1Natural Science, UEPA/SEDUC, 2IFCH, Federal University of Pará
April 16, 2020 11, Platinum Ballroom
Quilombolas and Riverine are traditional, vulnerable, peasant Amazonian populations with specific ways of lifestyle. Nonetheless, few studies show results on their health and bioanthopological conditions. We studied 861 0-9 year old children from two riverine areas (Caxiuanã National Forest -FLONA – Pará State; Mamirauá Sustainable Development Reserve – Amazonas State) and six Quilombola communities (Pará State) under WHO parameters and social determinants of health. Quilombola children were -3 and -2 HAZ score (0-4 = 5.8%; 5-9 years old = 1.7%, respectively); 5.2% were overweight and 2.1% obese. Riverine children were -3 HAZ Z-score; 16.3% overweight and 3% obese, with Caxiuanã 0-4 male children in worse conditions (p = 0.0038) for its municipality is located in the lowest Brazilian Human Development Index.

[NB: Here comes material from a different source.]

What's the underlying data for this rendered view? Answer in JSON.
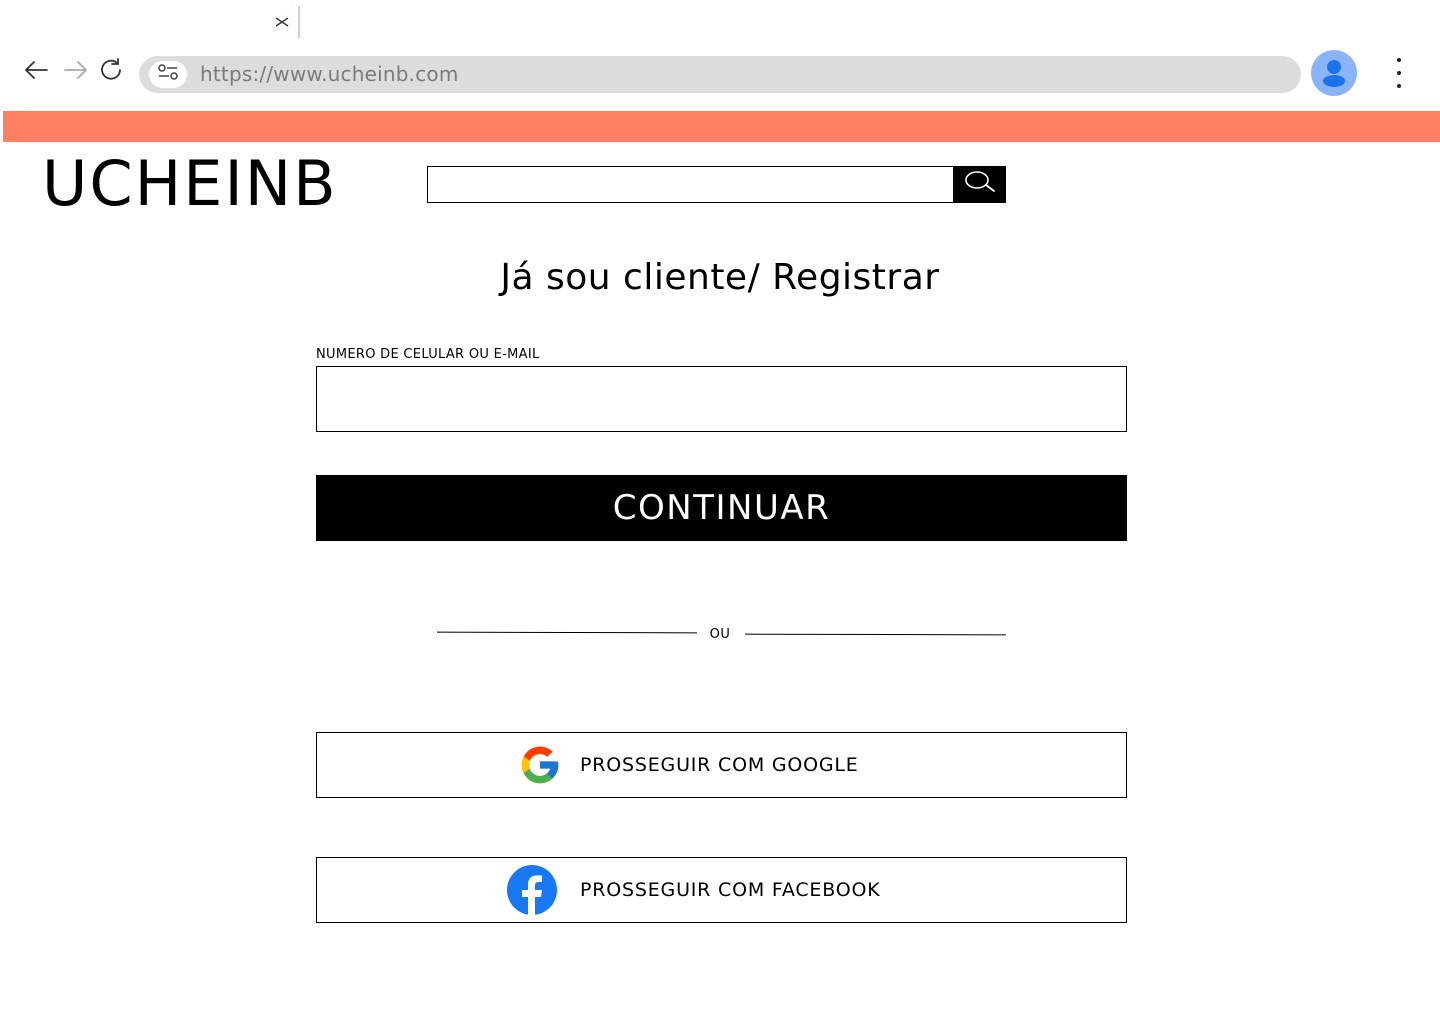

Generally, social determinants of health (SDH) continue to influence these populations’lives since there is lack of environmental sanitation, piped water, indoor bathrooms, difficult access to health due to distances between homes and health centers as most transportation is by small motor boats. Unhealthy food is easier reached since many of them have been receiving cash transfer programs as Bolsa Família, and they have quit fishing, farming, leading to food insecurity, higher BMI and health worsening such as chronic diseases in the future. It is noticeable overweight and obese conditions are spreading, as shown in recent studies worldwide, however, we still have great amount of malnourished children in the Brazilian Amazon region due to weak public policy implementation and government should interfere positively to change this trend.